As Yousafzai became more recognized, the dangers facing her increased. Death threats against her were published in newspapers, slipped under her door and posted via social media. Eventually, a Pakistani Taliban spokesman said they were “forced” to act. In a meeting held in the summer of 2012, Taliban leaders unanimously agreed to kill her.


Yousafzai envisioned a confrontation with the Taliban, writing, “I think of it often and imagine the scene clearly. Even if they come to kill me, I will tell them what they are trying to do is wrong, that education is our basic right.”

On the afternoon of October 9, 2012, a Taliban gunman boarded the school bus that Yousafzai was riding with her schoolmates. Just 15 years old at the time, Yousafzai was on her way home after taking an exam. According to reports, the masked gunman shouted, “Which one of you is Malala? Speak up, otherwise I will shoot you all.” Upon being identified, Yousafzai was shot in the head with one bullet, which traveled 18 inches from the side of her left eye, through her neck and landed in her shoulder.

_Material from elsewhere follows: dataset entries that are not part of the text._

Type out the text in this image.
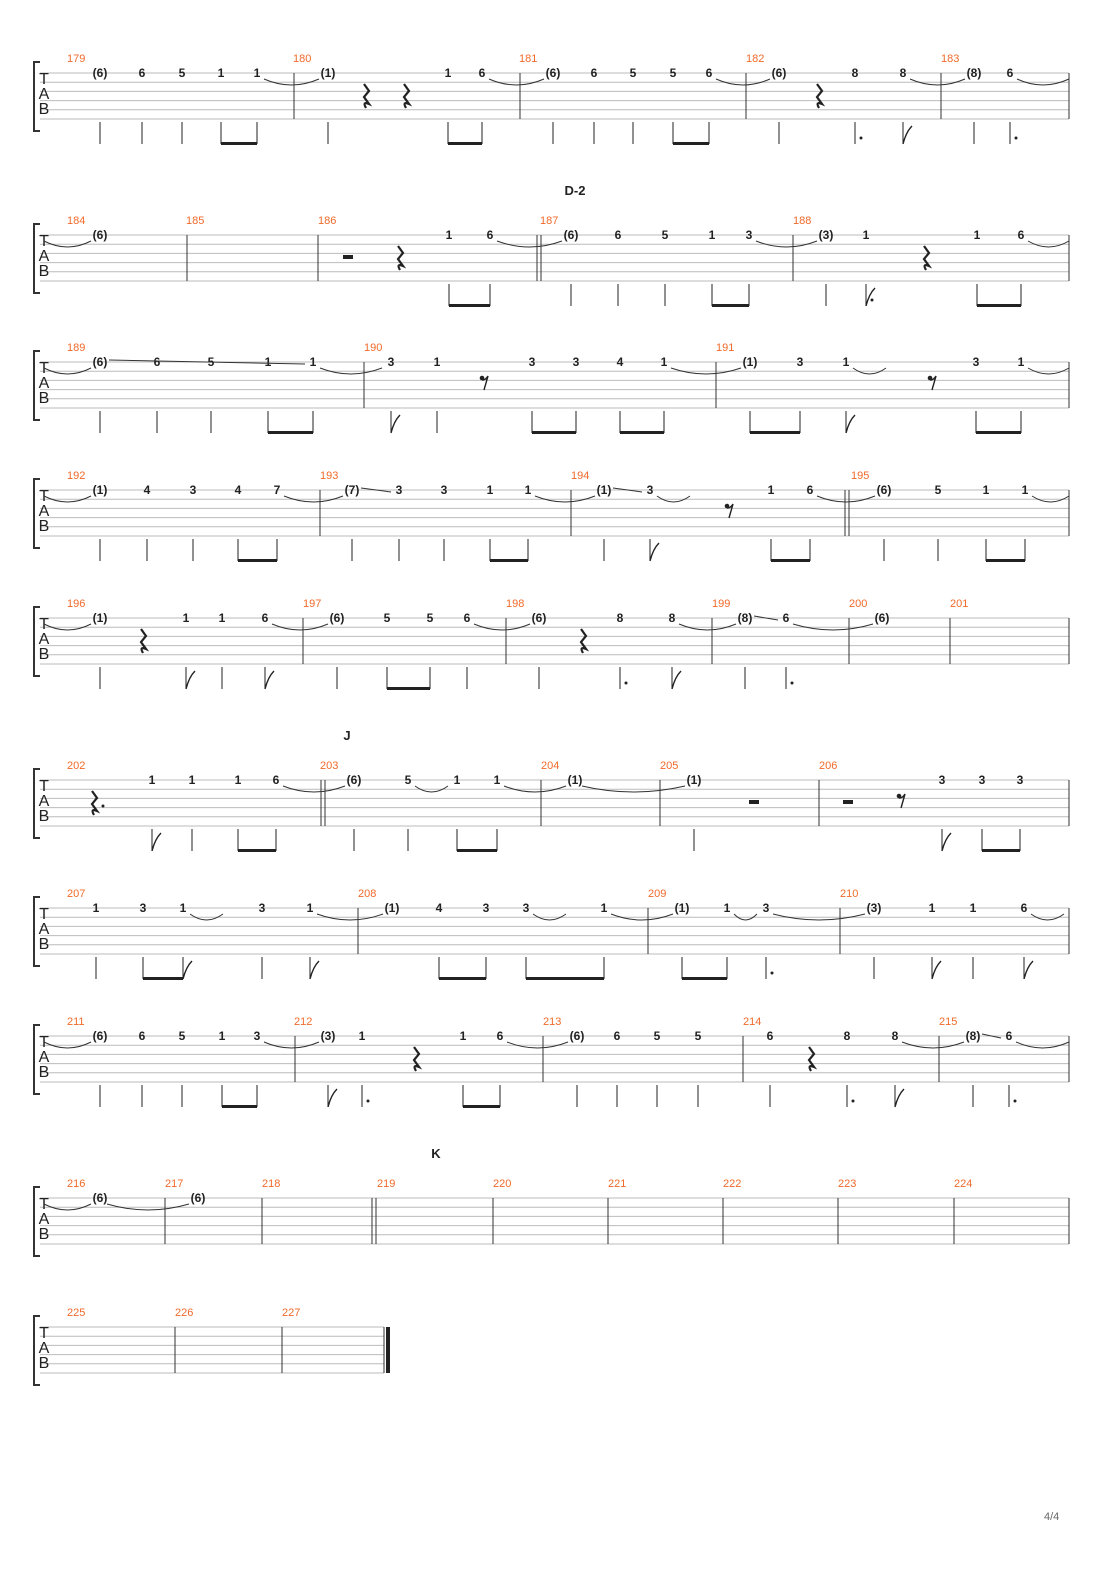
T
A
B
179	180	181	182	183
(6)	6	5	1 1	(1)	1 6	(6)	6	5	5 6	(6)	8	8	(8) 6
T
A
B
184	185	186	187	188
D-2
(6)	1	6	(6)	6	5	1	3	(3) 1	1	6
T
A
B
189	190	191
(6)	6	1	1	3	1	3	3	4	1	(1)	3	1	3	1
T
A
B
192	193	194	195
(1)	4	3	4	7	(7)	3	3	1	1	(1)	3	1	6	(6)	5	1	1
T
A
B
196	197	198	199	200	201
(1)	1 1	6	(6)	5	5	6	(6)	8	8	(8)	6	(6)
T
A
B
202	203	204	205	206
J
1	1	1	6	(6)	5	1	1	(1)	(1)	3	3	3
T
A
B
207	208	209	210
1	3	1	3	1	(1)	4	3	3	1	(1)	1	3	(3)	1	1	6
T
A
B
211	212	213	214	215
(6)	6	5	1 3	(3) 1	1	6	(6) 6	5	5	6	8	8	(8) 6
T
A
B
216	217	218	219	220	221	222	223	224
K
(6)	(6)
T
A
B
225	226	227
4/4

Yousafzai was rushed to the hospital for life-saving procedures. After months of surgeries and rehabilitation, Yousafzai was able to join her family in the United Kingdom. The family had to relocate to England and live in exile there due to ongoing threats to Yousafzai’s life.


In 2013, TIME magazine named Yousafzai one of “The 100 Most Influential People in the World.” On her 16th birthday she gave an address before the United Nations. In her speech Yousafzai called for the equal right to education for girls all over the world, and became an international symbol of this cause.


In 2014, she was awarded the Nobel Peace Prize for her fight for the right of every child to receive an education, becoming the youngest-ever Nobel laureate.


Yousafzai and her father established the Malala Fund, a charity dedicated to giving every girl an opportunity to achieve the future she chooses. In 2017, she began studying at the University of Oxford. In 2020, she completed the Philosophy, Politics and Economy degree, one of the university’s most prestigious.


Yousafzai continues her activism. Upon her release from the hospital in 2014, she wrote: “It was then I knew I had a choice: I could live a quiet life or I could make the most of this new life I had been given. I determined to continue my fight until every girl could go to school.”